The smooth shooting guard out of the University of Connecticut knew going into draft night that the Bucks, specifically owner Herb Kohl, had thought highly of Allen as the Bucks held the fourth overall pick. But upon seeing the Bucks select Marbury, Allen pivoted elsewhere to where he could land:
“So when the fourth pick comes, I really heard that Milwaukee had loved me. Senator Kohl, he really loved me and thought that I was a good fit for them. But the cameras go to Stephon’s table…They picked Stephon Marbury, so immediately I assume I’m going to Boston because I know Minnesota has Isaiah Rider and I didn’t visit there so they don’t need me. So I got excited and pumped my fist a little bit.”
The fact that Allen didn’t visit with the Timberwolves or their brass helmed by then-general manager Kevin McHale didn’t stop them from taking him with the fifth overall pick, which set the groundwork for the deal. Being in the dark about the trade talks that were going on behind the scenes, Allen recounted feeling his heart sinking when the camera gathered around his table as then-NBA commissioner David Stern walked toward the podium.
The Milwaukee Bucks’ selection of Ray Allen wasn’t well-received on draft night.
As confusion had set the tone for Allen’s draft night, the image of Allen wearing a Timberwolves hat and shaking Stern’s hand would be his fleeting contribution to that franchise. Meanwhile, McHale recalled the conversations that led to the trade going down between both sides.
“I knew that Milwaukee wanted to take Ray Allen, but Andrew Lang was a guy they wanted. I was looking to move Andrew anyways as he didn’t fit with where we were, so I thought if (the Bucks) to take Marbury at 4 and if Allen is there at 5, what would it take for them to do a swap?”
The call was set and it was only a few minutes later where Stern announced to the sold-out crowd in Continental Airlines Arena, the former home of the New Jersey Nets. Upon the announcement, though, the Bucks’ acquisition of Allen garnered a chilly response from the fans in attendance as well as the draft night party at the Bradley Center, which the 45-year-old remembers to this day:
“Once the trade happened, Milwaukee booed and everybody in Milwaukee was upset…So now I’m miserable. I felt like I was a man without a home. You know, I didn’t know why I was going to Minnesota, nobody wanted me. Then I go to Milwaukee and they didn’t want me. I was like this didn’t turn out the way I had hoped.”

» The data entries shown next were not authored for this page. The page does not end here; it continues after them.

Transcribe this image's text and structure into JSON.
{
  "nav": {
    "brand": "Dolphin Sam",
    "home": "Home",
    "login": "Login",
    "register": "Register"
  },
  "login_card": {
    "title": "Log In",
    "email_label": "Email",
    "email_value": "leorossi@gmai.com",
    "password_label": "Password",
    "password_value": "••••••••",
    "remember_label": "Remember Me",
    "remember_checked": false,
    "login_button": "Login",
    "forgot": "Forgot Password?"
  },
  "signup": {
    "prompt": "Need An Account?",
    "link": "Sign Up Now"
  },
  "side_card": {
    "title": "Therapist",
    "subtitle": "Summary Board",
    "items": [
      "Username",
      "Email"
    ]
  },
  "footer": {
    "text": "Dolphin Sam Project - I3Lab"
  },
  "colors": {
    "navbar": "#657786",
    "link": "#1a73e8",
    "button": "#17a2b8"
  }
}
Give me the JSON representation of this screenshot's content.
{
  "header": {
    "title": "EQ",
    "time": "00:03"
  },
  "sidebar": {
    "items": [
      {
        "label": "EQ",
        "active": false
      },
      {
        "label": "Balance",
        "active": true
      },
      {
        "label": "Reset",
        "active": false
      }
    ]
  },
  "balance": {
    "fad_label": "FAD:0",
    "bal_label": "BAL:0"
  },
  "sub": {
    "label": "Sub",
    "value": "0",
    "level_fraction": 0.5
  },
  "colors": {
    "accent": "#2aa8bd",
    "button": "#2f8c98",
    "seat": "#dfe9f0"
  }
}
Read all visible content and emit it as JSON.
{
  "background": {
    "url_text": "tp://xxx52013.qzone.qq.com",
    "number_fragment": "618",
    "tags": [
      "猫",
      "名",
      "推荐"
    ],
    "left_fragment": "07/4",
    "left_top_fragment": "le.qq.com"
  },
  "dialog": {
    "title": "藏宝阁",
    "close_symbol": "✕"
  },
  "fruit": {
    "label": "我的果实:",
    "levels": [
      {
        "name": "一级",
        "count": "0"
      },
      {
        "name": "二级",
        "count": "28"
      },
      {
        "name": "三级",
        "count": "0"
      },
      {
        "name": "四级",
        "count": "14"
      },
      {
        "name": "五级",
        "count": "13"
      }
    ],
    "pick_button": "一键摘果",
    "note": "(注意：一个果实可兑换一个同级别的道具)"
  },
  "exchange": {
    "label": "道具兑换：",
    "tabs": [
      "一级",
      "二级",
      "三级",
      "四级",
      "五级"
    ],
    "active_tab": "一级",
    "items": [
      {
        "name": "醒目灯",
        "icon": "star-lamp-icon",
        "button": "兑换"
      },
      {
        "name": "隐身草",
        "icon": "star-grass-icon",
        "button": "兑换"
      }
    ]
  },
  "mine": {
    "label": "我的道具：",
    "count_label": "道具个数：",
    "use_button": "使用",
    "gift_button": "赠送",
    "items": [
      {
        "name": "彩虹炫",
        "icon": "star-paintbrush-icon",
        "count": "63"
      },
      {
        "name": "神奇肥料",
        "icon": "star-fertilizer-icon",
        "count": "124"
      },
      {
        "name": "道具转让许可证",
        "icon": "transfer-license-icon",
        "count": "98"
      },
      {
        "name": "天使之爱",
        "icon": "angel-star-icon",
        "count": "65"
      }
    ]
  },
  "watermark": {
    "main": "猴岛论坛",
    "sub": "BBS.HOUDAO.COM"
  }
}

It’s safe to say Bucks fans would soon turn around on Allen once his stint eventually got underway. Allen blossomed into a star over his seven-and-a-half years in Milwaukee where he earned three All-Star appearances, two All-NBA nods and reached the Eastern Conference Finals with the ‘Big 3’ Bucks during the 2000-01 season.
This also wouldn’t be the lone time where Marbury was a conduit to form the Bucks’ eventual ‘Big 3’ during Allen’s time in Milwaukee. When Marbury wanted out of Minnesota midway through the lockout-shortened 1998-99 season, the three-team deal that sent Marbury to New Jersey brought Sam Cassell to the Bucks.
So while the start of his NBA journey wound up being less auspicious than he thought, it was in Milwaukee where Allen set the foundation of his Hall of Fame career.